- Music
- 09 Jun 08
Fresh from meeting Ringo, Zutons frontman Dave McCabe pitches up in Dublin, wondering if `Valerie' brought about some bad juju for Amy Winehouse.
It’s barely lunch-hour but Dave McCabe really needs a drink.
“I’m fucking parched, man,” proclaims The Zutons frontman in a Scouser burr so treacle-thick you could probably use it to plaster that crack in your ceiling. “I’ve been knocking back coffee all morning and I’m gasping.”
Relax, he’s just looking for a glass of water. Fortunately, the Dublin Academy dressing-rooms are generously provisioned: there are rows of bottled Volvic, several bowls of fruit and enough pastries to stuff a piñata. What’s truly grabbing McCabe’s attention, however, is a red suede couch shaped like a pair of pursed lips. Flopping onto it, he runs a hand through his recently cultivated crazy-dude beard, all thoughts of liquid refreshment momentarily pushed to one side.
“They had this sort of stuff all over the place in California,” says McCabe, fresh from soundchecking for this evening’s sell-out Zutons date. “The whole place was blinged to the heavens. We were staying in Hollywood and every single cliché you can think of was true. Maybe it’s different in the rest of Los Angeles but up there, everyone really did seem to want to be a star. Everybody was gorgeous – you were surrounded by perfect bodies and perfect teeth. After a while it can start to drive you mad.”
The Zutons were on the West Coast working with George Drakoulias, proprietor of the legendary Sunset Sound studios, where Fleetwood Mac made Rumours. You get the sense the hook-up wasn’t exactly a meeting of minds. On balance McCabe is happy with the results, the forthcoming LP You Can Do Anything sees the Liverpudlian foursome raise their cheeky ska-inflected pop to fresh heights of artfulness (fan-boys can relax – glamour-puss sax player Abi Harding’s trademark toots are still at the heart of the band’s sound). What did take a little getting used to was Drakoulias’s bone-dry humour. To be polite about it, says McCabe, the guy needed his sarcasm chip disabled.
“I think he was trying to use humour to put us at ease,” he muses, “but he’d just keep it up and keep it up and eventually you’d say to yourself, ‘Oh, be serious will you’. It kind of did our heads in a bit.”
The Zutons cropped up on scenester radars with their cheerfully ramshackle 2004 debut, Who Killed The Zutons?, but had to wait until last year to truly crash the big-time. Ironically, the hit that elevated their stock wasn’t even theirs. It was Amy Winehouse’s sassy revisiting of ‘Valerie’, a stand-out from The Zutons’ second LP, 2006’s Tired of Hanging Around. Looking back, McCabe can’t help but be struck by the fact that Winehouse’s plunge into tabloid notoriety coincided with his song’s stint in the charts. Frankly, he’s worried bad juju might be at play.

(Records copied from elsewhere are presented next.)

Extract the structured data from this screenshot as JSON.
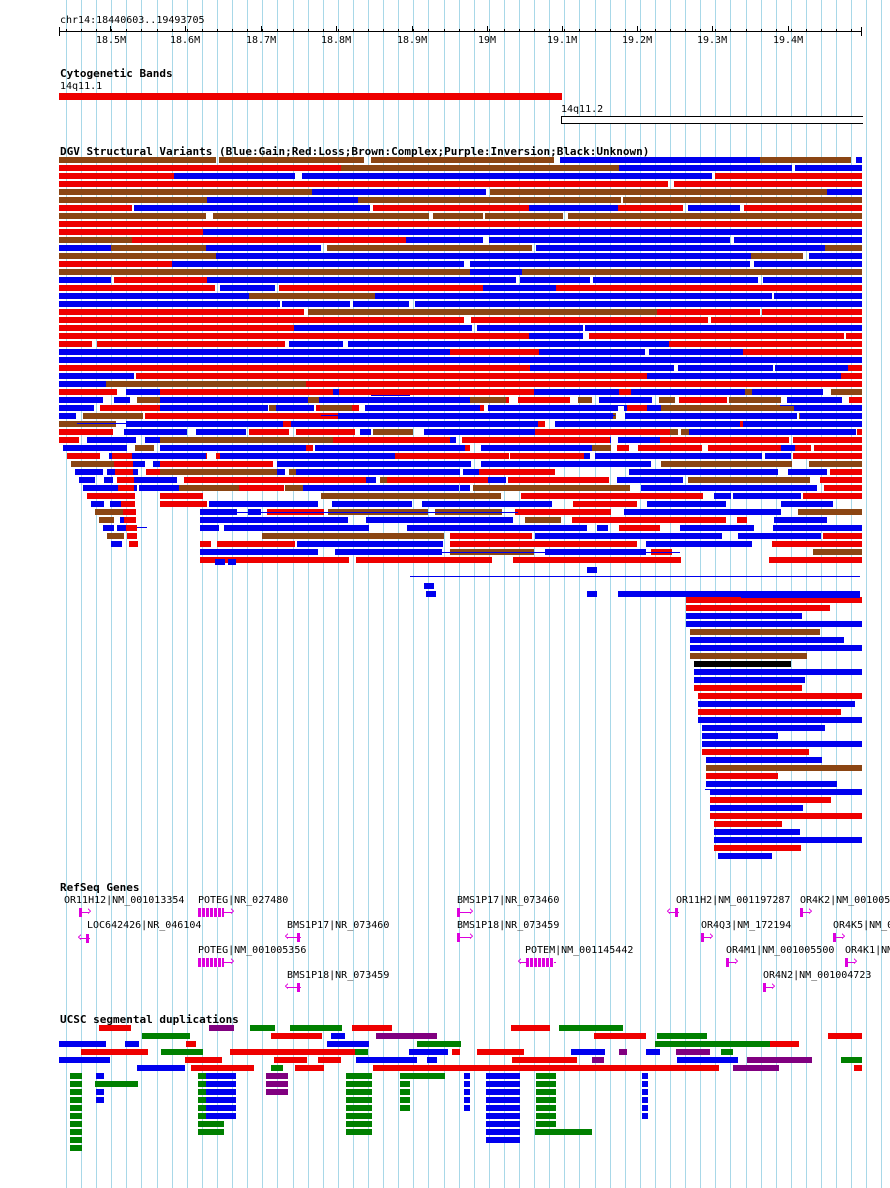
{
  "ruler": {
    "range_label": "chr14:18440603..19493705",
    "start": 18440603,
    "end": 19493705,
    "ticks": [
      "18.5M",
      "18.6M",
      "18.7M",
      "18.8M",
      "18.9M",
      "19M",
      "19.1M",
      "19.2M",
      "19.3M",
      "19.4M"
    ]
  },
  "tracks": {
    "cytobands": {
      "title": "Cytogenetic Bands",
      "bands": [
        {
          "name": "14q11.1",
          "start": 18440603,
          "end": 19100000,
          "style": "red"
        },
        {
          "name": "14q11.2",
          "start": 19100000,
          "end": 19493705,
          "style": "open"
        }
      ]
    },
    "dgv": {
      "title": "DGV Structural Variants (Blue:Gain;Red:Loss;Brown:Complex;Purple:Inversion;Black:Unknown)"
    },
    "refseq": {
      "title": "RefSeq Genes",
      "genes": [
        {
          "label": "OR11H12|NM_001013354",
          "dir": "+"
        },
        {
          "label": "LOC642426|NR_046104",
          "dir": "-"
        },
        {
          "label": "POTEG|NR_027480",
          "dir": "+"
        },
        {
          "label": "POTEG|NM_001005356",
          "dir": "+"
        },
        {
          "label": "BMS1P17|NR_073460",
          "dir": "-"
        },
        {
          "label": "BMS1P18|NR_073459",
          "dir": "-"
        },
        {
          "label": "BMS1P17|NR_073460",
          "dir": "+"
        },
        {
          "label": "BMS1P18|NR_073459",
          "dir": "+"
        },
        {
          "label": "POTEM|NM_001145442",
          "dir": "-"
        },
        {
          "label": "OR11H2|NM_001197287",
          "dir": "-"
        },
        {
          "label": "OR4Q3|NM_172194",
          "dir": "+"
        },
        {
          "label": "OR4M1|NM_001005500",
          "dir": "+"
        },
        {
          "label": "OR4N2|NM_001004723",
          "dir": "+"
        },
        {
          "label": "OR4K2|NM_001005",
          "dir": "+"
        },
        {
          "label": "OR4K5|NM_0",
          "dir": "+"
        },
        {
          "label": "OR4K1|NM",
          "dir": "+"
        }
      ]
    },
    "segdups": {
      "title": "UCSC segmental duplications"
    }
  },
  "colors": {
    "gain": "#0000ee",
    "loss": "#ee0000",
    "complex": "#8b4513",
    "unknown": "#000000",
    "gene": "#dd00dd",
    "segdup_green": "#008000",
    "segdup_purple": "#800080",
    "grid": "#a8d8e8"
  }
}
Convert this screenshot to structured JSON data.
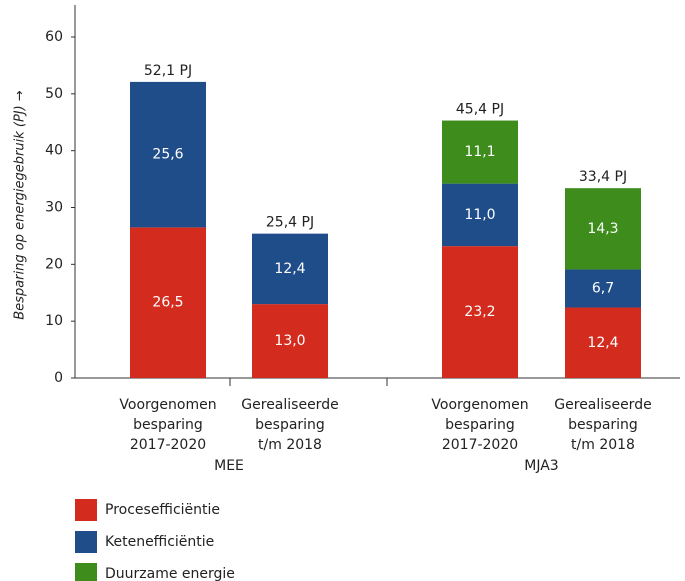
{
  "chart_data": {
    "type": "stacked_bar",
    "ylabel": "Besparing op energiegebruik (PJ) →",
    "categories": [
      [
        "Voorgenomen",
        "besparing",
        "2017-2020"
      ],
      [
        "Gerealiseerde",
        "besparing",
        "t/m 2018"
      ],
      [
        "Voorgenomen",
        "besparing",
        "2017-2020"
      ],
      [
        "Gerealiseerde",
        "besparing",
        "t/m 2018"
      ]
    ],
    "groups": [
      "MEE",
      "MJA3"
    ],
    "series": [
      {
        "name": "Procesefficiëntie",
        "color": "#d42b1f",
        "values": [
          26.5,
          13.0,
          23.2,
          12.4
        ],
        "value_labels": [
          "26,5",
          "13,0",
          "23,2",
          "12,4"
        ]
      },
      {
        "name": "Ketenefficiëntie",
        "color": "#1f4d8a",
        "values": [
          25.6,
          12.4,
          11.0,
          6.7
        ],
        "value_labels": [
          "25,6",
          "12,4",
          "11,0",
          "6,7"
        ]
      },
      {
        "name": "Duurzame energie",
        "color": "#3d8c1c",
        "values": [
          null,
          null,
          11.1,
          14.3
        ],
        "value_labels": [
          null,
          null,
          "11,1",
          "14,3"
        ]
      }
    ],
    "totals": [
      52.1,
      25.4,
      45.4,
      33.4
    ],
    "total_labels": [
      "52,1 PJ",
      "25,4 PJ",
      "45,4 PJ",
      "33,4 PJ"
    ],
    "ylim": [
      0,
      60
    ],
    "yticks": [
      0,
      10,
      20,
      30,
      40,
      50,
      60
    ],
    "legend": "bottom-left"
  }
}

“She had a hit with our song shortly before it all seemed to go a bit mad for her. I’d like to think it was a just a coincidence.”
Because Winehouse made the song her own, her version is often mistakenly considered the original, something McCabe claims not to be bothered by.

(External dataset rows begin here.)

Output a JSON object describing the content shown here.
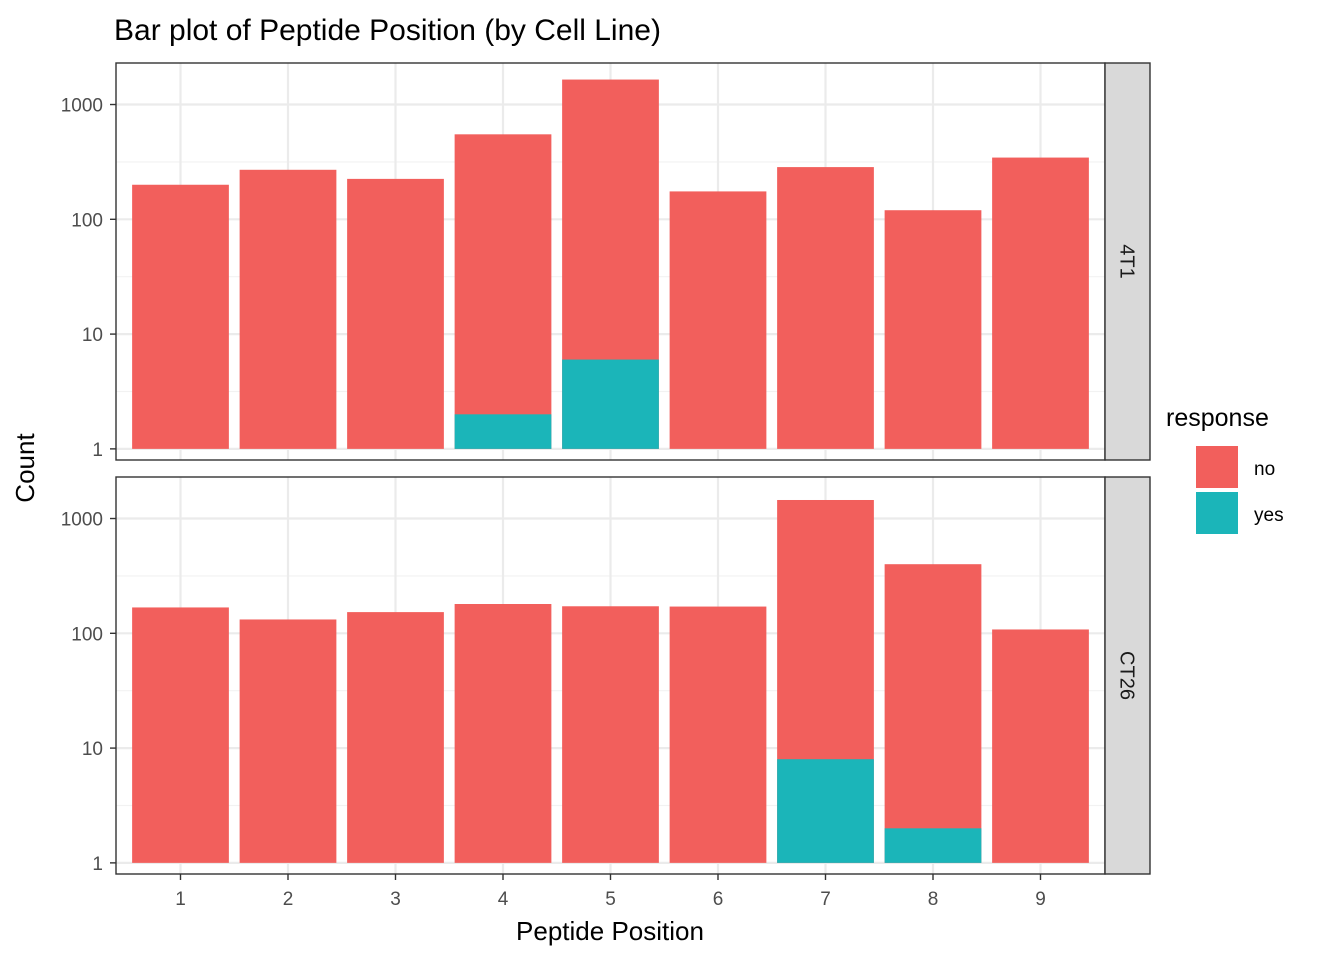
{
  "chart_data": {
    "type": "bar",
    "stacked": true,
    "title": "Bar plot of Peptide Position (by Cell Line)",
    "xlabel": "Peptide Position",
    "ylabel": "Count",
    "y_scale": "log10",
    "ylim": [
      1,
      2000
    ],
    "y_ticks": [
      1,
      10,
      100,
      1000
    ],
    "categories": [
      "1",
      "2",
      "3",
      "4",
      "5",
      "6",
      "7",
      "8",
      "9"
    ],
    "legend": {
      "title": "response",
      "position": "right",
      "entries": [
        {
          "name": "no",
          "color": "#F25F5C"
        },
        {
          "name": "yes",
          "color": "#1BB5B9"
        }
      ]
    },
    "grid": true,
    "facets": [
      {
        "label": "4T1",
        "totals": [
          200,
          270,
          225,
          550,
          1650,
          175,
          285,
          120,
          345
        ],
        "series": [
          {
            "name": "yes",
            "values": [
              0,
              0,
              0,
              2,
              6,
              0,
              0,
              0,
              0
            ]
          }
        ]
      },
      {
        "label": "CT26",
        "totals": [
          168,
          132,
          153,
          180,
          172,
          171,
          1450,
          400,
          108
        ],
        "series": [
          {
            "name": "yes",
            "values": [
              0,
              0,
              0,
              0,
              0,
              0,
              8,
              2,
              0
            ]
          }
        ]
      }
    ]
  }
}
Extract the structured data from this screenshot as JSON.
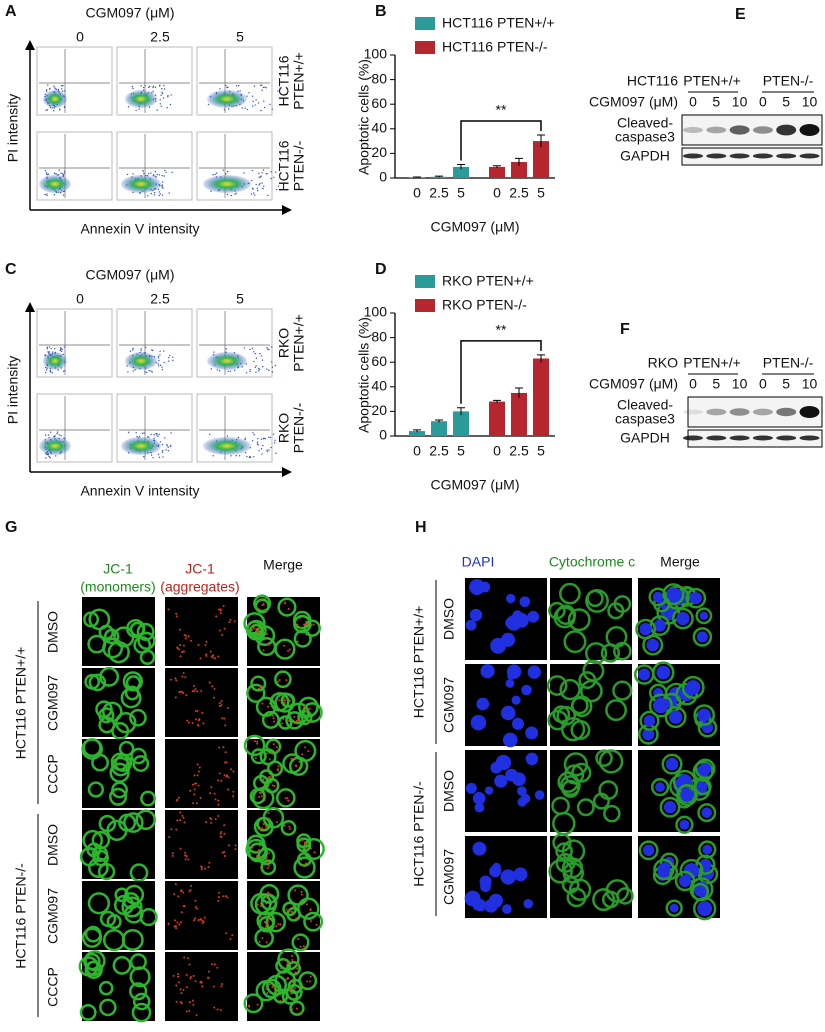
{
  "panel_labels": [
    "A",
    "B",
    "C",
    "D",
    "E",
    "F",
    "G",
    "H"
  ],
  "flow_panels": [
    {
      "title": "CGM097 (μM)",
      "columns": [
        "0",
        "2.5",
        "5"
      ],
      "rows": [
        [
          "HCT116",
          "PTEN+/+"
        ],
        [
          "HCT116",
          "PTEN-/-"
        ]
      ],
      "y_axis": "PI intensity",
      "x_axis": "Annexin V intensity"
    },
    {
      "title": "CGM097 (μM)",
      "columns": [
        "0",
        "2.5",
        "5"
      ],
      "rows": [
        [
          "RKO",
          "PTEN+/+"
        ],
        [
          "RKO",
          "PTEN-/-"
        ]
      ],
      "y_axis": "PI intensity",
      "x_axis": "Annexin V intensity"
    }
  ],
  "chart_data": [
    {
      "type": "bar",
      "categories": [
        "0",
        "2.5",
        "5"
      ],
      "x_label": "CGM097 (μM)",
      "y_label": "Apoptotic cells (%)",
      "series": [
        {
          "name": "HCT116 PTEN+/+",
          "color": "#2a9a9a",
          "values": [
            0.5,
            1,
            9
          ],
          "errors": [
            0.3,
            0.5,
            2
          ]
        },
        {
          "name": "HCT116 PTEN-/-",
          "color": "#b5262e",
          "values": [
            9,
            13,
            30
          ],
          "errors": [
            1,
            3,
            5
          ]
        }
      ],
      "ylim": [
        0,
        100
      ],
      "yticks": [
        0,
        20,
        40,
        60,
        80,
        100
      ],
      "annotation": "**"
    },
    {
      "type": "bar",
      "categories": [
        "0",
        "2.5",
        "5"
      ],
      "x_label": "CGM097 (μM)",
      "y_label": "Apoptotic cells (%)",
      "series": [
        {
          "name": "RKO PTEN+/+",
          "color": "#2a9a9a",
          "values": [
            4,
            12,
            20
          ],
          "errors": [
            1,
            1,
            3
          ]
        },
        {
          "name": "RKO PTEN-/-",
          "color": "#b5262e",
          "values": [
            28,
            35,
            63
          ],
          "errors": [
            1,
            4,
            3
          ]
        }
      ],
      "ylim": [
        0,
        100
      ],
      "yticks": [
        0,
        20,
        40,
        60,
        80,
        100
      ],
      "annotation": "**"
    }
  ],
  "blots": [
    {
      "cell_line": "HCT116",
      "groups": [
        "PTEN+/+",
        "PTEN-/-"
      ],
      "treatment": "CGM097 (μM)",
      "lanes": [
        "0",
        "5",
        "10",
        "0",
        "5",
        "10"
      ],
      "bands": [
        [
          "Cleaved-",
          "caspase3"
        ],
        [
          "GAPDH"
        ]
      ]
    },
    {
      "cell_line": "RKO",
      "groups": [
        "PTEN+/+",
        "PTEN-/-"
      ],
      "treatment": "CGM097 (μM)",
      "lanes": [
        "0",
        "5",
        "10",
        "0",
        "5",
        "10"
      ],
      "bands": [
        [
          "Cleaved-",
          "caspase3"
        ],
        [
          "GAPDH"
        ]
      ]
    }
  ],
  "jc1": {
    "columns": [
      [
        "JC-1",
        "(monomers)"
      ],
      [
        "JC-1",
        "(aggregates)"
      ],
      [
        "Merge"
      ]
    ],
    "groups": [
      {
        "label": "HCT116 PTEN+/+",
        "rows": [
          "DMSO",
          "CGM097",
          "CCCP"
        ]
      },
      {
        "label": "HCT116 PTEN-/-",
        "rows": [
          "DMSO",
          "CGM097",
          "CCCP"
        ]
      }
    ]
  },
  "cytc": {
    "columns": [
      "DAPI",
      "Cytochrome c",
      "Merge"
    ],
    "groups": [
      {
        "label": "HCT116 PTEN+/+",
        "rows": [
          "DMSO",
          "CGM097"
        ]
      },
      {
        "label": "HCT116 PTEN-/-",
        "rows": [
          "DMSO",
          "CGM097"
        ]
      }
    ]
  }
}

“I really like Amy’s take on it,” he insists, “but I think ours is better. Well I would say that, wouldn’t I? After all, I wrote the bloody song!”
No Hollywood sojourn would be complete without a spot of star-gazing. In that regard, The Zutons seem to have come up rather short – the only proper film celeb they stumbled upon was Danny de Vito, whom McCabe bumped into at a grocery store.
“Actually, I practically stepped on him because he’s really small. At that point we’d been there a fortnight, and we were over the whole superstar spotting thing. I was actually pretty homesick for Liverpool, which sounds insane I know, considering we were in this beautiful city with perfect weather.”
Still, they did get to meet Scouse legend Ringo Star. The ex-Beatle, who keeps a house in LA, has been a Zutons fan for several years, and arranged a get-together at Sunset Sound.
“The day he visited us, it was meant to be this huge surprise,” Dave recalls, “but we knew he was going to be there. George told us to stay on late at the studio – when we asked why, he started to crack up and said there was a small chance Ringo would be popping by. He was a really nice fella, though he seems to have lost his Liverpool accent. It sounds more transatlantic now.”
Starr, of course, penned the unofficial anthem for Liverpool’s 2008 reign as European City of Culture. Back on Merseyside, cultural mavens have panned the song, ‘Liverpool 8’, as excessively syrupy. What did McCabe think of it?
“Um... best to be diplomatic,” he grins self-consciously. “It think I’d better take a pass on that one.”